I can think of a few things I could spend $7.7 million on that would be less annoying and potentially misanthropic as Push Ringers. The idea isn’t new — some folks call them Ring Backs. When I call you, it plays the song I’ve picked. This is the worst thing ever.
Sure, people like me would use it for good. I hope you like “Don’t Stop Believin’” by Journey. But I know that someone I know would pick that “My Humps” song, forcing me to keep my ringer on mute. There is no excuse for this type of behavior, friends.
Emotive Communications has gotten a large investment to perfect the service, if that’s what you want to call it. It should work on all 3G, 4G, and VoiP phones, if the applicable providers choose to use the service, which we hope they do not. That means everyone, not just early adopting teens, can get in on the action.
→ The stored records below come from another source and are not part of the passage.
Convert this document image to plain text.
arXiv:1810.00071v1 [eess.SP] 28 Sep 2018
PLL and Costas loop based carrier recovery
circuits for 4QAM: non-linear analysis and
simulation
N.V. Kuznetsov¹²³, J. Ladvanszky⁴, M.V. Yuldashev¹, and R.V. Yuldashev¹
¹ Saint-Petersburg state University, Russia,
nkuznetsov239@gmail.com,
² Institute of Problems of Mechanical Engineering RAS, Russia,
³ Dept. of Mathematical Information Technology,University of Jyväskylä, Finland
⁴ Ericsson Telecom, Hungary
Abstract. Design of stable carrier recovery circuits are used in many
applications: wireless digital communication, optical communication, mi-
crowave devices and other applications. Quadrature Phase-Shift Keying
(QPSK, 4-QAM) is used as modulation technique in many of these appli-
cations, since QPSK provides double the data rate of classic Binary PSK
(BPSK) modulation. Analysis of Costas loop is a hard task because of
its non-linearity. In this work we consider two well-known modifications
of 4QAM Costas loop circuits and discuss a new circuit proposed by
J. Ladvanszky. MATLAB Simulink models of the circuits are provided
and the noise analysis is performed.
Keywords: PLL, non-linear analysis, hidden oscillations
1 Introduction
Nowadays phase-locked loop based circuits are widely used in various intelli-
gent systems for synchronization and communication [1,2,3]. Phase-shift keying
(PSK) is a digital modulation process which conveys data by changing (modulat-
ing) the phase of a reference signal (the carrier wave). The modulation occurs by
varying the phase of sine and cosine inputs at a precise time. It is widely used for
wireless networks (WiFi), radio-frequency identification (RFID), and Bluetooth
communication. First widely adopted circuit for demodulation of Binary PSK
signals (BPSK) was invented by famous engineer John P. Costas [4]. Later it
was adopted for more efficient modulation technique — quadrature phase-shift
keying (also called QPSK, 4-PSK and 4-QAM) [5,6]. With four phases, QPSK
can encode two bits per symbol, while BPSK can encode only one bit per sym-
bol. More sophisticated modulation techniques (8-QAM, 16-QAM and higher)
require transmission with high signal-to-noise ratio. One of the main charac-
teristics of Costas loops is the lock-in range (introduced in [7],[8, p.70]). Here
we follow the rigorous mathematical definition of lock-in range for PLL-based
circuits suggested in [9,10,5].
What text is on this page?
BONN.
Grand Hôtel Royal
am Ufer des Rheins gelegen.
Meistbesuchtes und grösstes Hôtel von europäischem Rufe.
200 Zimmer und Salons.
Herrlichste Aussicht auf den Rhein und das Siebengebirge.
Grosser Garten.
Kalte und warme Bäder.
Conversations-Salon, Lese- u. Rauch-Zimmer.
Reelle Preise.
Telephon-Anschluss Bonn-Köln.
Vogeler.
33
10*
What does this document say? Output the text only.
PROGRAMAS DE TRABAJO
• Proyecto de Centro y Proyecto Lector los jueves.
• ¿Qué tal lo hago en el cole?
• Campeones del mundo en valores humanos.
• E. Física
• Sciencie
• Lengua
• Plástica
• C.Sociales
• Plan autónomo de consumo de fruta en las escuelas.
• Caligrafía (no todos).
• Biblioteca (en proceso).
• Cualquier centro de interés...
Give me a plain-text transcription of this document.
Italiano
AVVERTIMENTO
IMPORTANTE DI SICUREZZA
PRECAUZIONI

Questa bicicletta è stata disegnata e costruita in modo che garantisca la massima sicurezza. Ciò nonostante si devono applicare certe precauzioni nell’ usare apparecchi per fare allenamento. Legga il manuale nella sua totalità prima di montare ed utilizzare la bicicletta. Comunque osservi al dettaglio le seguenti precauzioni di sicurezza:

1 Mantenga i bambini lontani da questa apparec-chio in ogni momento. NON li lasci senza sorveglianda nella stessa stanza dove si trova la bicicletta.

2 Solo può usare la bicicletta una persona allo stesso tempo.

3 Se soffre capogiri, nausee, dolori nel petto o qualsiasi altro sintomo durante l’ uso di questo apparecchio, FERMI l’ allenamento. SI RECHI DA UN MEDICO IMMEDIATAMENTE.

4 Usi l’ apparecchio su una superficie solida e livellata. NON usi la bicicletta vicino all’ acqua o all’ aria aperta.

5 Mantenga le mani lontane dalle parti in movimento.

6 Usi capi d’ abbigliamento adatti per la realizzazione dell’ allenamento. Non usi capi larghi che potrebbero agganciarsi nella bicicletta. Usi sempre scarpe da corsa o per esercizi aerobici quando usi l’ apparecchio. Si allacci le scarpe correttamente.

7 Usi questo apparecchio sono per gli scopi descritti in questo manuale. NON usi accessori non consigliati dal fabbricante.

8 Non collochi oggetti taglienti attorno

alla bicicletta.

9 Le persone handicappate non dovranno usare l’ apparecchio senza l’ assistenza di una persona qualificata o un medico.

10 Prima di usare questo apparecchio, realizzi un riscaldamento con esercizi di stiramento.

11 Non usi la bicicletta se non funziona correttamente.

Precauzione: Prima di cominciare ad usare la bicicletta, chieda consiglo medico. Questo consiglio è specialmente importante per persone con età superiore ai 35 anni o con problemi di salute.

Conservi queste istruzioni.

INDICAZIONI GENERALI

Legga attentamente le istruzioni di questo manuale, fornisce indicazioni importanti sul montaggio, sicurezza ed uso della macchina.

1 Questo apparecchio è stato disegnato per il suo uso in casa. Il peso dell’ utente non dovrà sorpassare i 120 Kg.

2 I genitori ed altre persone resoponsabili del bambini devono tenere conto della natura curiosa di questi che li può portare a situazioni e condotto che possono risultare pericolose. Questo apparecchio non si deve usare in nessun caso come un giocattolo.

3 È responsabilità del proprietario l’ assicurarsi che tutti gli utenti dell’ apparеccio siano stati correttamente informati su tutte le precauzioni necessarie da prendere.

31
To the American cellphone and VoIP carriers: Listen to me. I am an expert. Do not allow this to fall into the wrong hands, for the love of all that is American and Holy and Sacred. That is all.
Emotive announces “Push Ringer” [Mobile Tech News]










I have to agree. I can’t imagine some of the songs that could possibly be picked. Maybe one could have the option of accepting each ring tone before it began playing?
It’s not just music that could ring on your phone. But any recorded message:
- Hello Phil, that’s Anna, don’t hang up, I’m 10 minutes late.
- Hello buddy, buy some viagra at my website spammer.com
- Driing, drink coca-cola !
- , vote for good ole John Doe, not this f*** bastard X
- Associated with some geo-positioning : “please enter in our shop just near you…”
And there’s nothing, but switching off the ring on your phone, to prevent you from hearing those annoying messages.
When I first started engineering as an undergrad, around 1993, when internet distractions were scarce and we still had to Gopher for porn, our greatest delight in late night computer lab (Unix clusters) practical jokes was to rlogin to someone else’s machine and start playing the ever-popular “meg-ryan-orgasm.wav” from When Harry Met Sally on the victim’s workstation. They couldn’t kill the process since they didn’t own it, even though it was a bad idea to give remote interlopers like us the ability to control their hardware (something that disappeared a year or so later on the next upgrade). The really creative types would mix in a little “goats.wav” to make it extra kinky.
Yeah, it’s starting all over again, isn’t it? “Oh man, let me outta these pants, it stinks in here!”
@ Shelbinator: Yah, that’s great! I used to do IT in a retail environment that was run on AIX. We figured out that the receipt printers weren’t owned by the workstations they were attached to, but rad under the admin. Once we got the admin password (which was not well-gaurded), we simply TTY-ed to a printer as it was printing, and whatever we’d type would end up as a message at the bottom of the receipt.
“You REALLY should have considered the extended warranty with that Dave’s Computers brand hard drive, dude.”
“Nice flip-flops, lady. The beach is 20 miles away.”
“Does your wife know you’re buying a 3rd DVD player?”